大島秀夫監督が披露した大胆な采配。 流れを手繰り寄せ、次につながる勝ち点1をもぎ取る [J22節 湘南戦レビュー]
後半の選手交代が奏功する
1点ビハインドの54分、大島秀夫監督が動く。
後半が始まって時間はそれほど経っていない。にもかかわらずピッチ上でもっとも違いを生み出せるヤン・マテウスをベンチへ下げ、井上健太を投入した。中2日での連戦を戦う体力面を考慮したのだろう。井上のアグレッシブなプレーに期待したい気持ちもわかるが、これは一種の賭けだったように思う。

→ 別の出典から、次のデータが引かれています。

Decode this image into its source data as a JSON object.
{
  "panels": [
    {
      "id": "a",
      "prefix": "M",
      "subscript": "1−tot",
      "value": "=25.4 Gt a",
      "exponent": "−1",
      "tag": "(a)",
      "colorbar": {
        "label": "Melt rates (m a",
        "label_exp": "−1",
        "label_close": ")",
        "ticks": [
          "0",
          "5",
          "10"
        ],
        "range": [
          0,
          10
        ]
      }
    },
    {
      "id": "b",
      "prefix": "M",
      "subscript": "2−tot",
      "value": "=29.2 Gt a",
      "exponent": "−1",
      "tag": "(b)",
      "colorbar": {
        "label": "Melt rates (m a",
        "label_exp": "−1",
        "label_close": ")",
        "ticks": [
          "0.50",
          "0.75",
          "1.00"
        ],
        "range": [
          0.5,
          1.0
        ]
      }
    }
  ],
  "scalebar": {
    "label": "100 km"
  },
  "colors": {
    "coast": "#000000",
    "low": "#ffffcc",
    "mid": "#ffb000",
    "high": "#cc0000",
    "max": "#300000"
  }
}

結果としてこの采配が功を奏し、マリノスは勢い付いた。7分後の61分、同点ゴールが生まれる。井上からパスを受けた天野純が自陣から左足をひと振り。相手最終ラインの背後を突く「魔法がかかったパス」(エウベル)で相手を無力化すると、抜け出したエウベルがGKをかわして無人のゴールへ流し込む。
背番号7にとって待望の今季初ゴールだ。「出場時間が長いとゴールを決める確率は上がる」とニヤリ。そして再び指揮官へ感謝の言葉を述べた。
「選手としては監督が信頼してくれると自然といいパフォーマンスが出る。このチームに加入してから大島監督がコーチ時代から僕のことを知ってくれている。僕の特徴をすごくわかっていると思う。出場できなかった時間は、チームがなかなか勝てなかった時にチームの力になれなくて、もどかしい気持ちで悔しかった。ただ大島監督になってから僕を信用して使ってくれてうれしかった。信用してくれた分、ピッチで結果を出して返さないといけないと思っていた」
指揮官の大胆な采配は終わらない。70分、センターバックの渡邊泰基がプレー続行不可能になると、交代でピッチへ送り出したのは山村和也でもサンディ・ウォルシュでもなく、ボランチの喜田拓也だった。起用の意図は「誰もが知るマリノスの中心選手だと思うし、彼がグラウンドに入ることによる影響力を考えた。賢い選手なのでラインコントロールや対応、ビルドアップも落ち着いてやってくれると期待して起用した」と涼しげな表情。
正式に監督に就任して、わずか2試合目。最下位に苦しむ厳しい状況にもかかわらず、トータルバランスを見極めて度胸満点の好采配を披露した。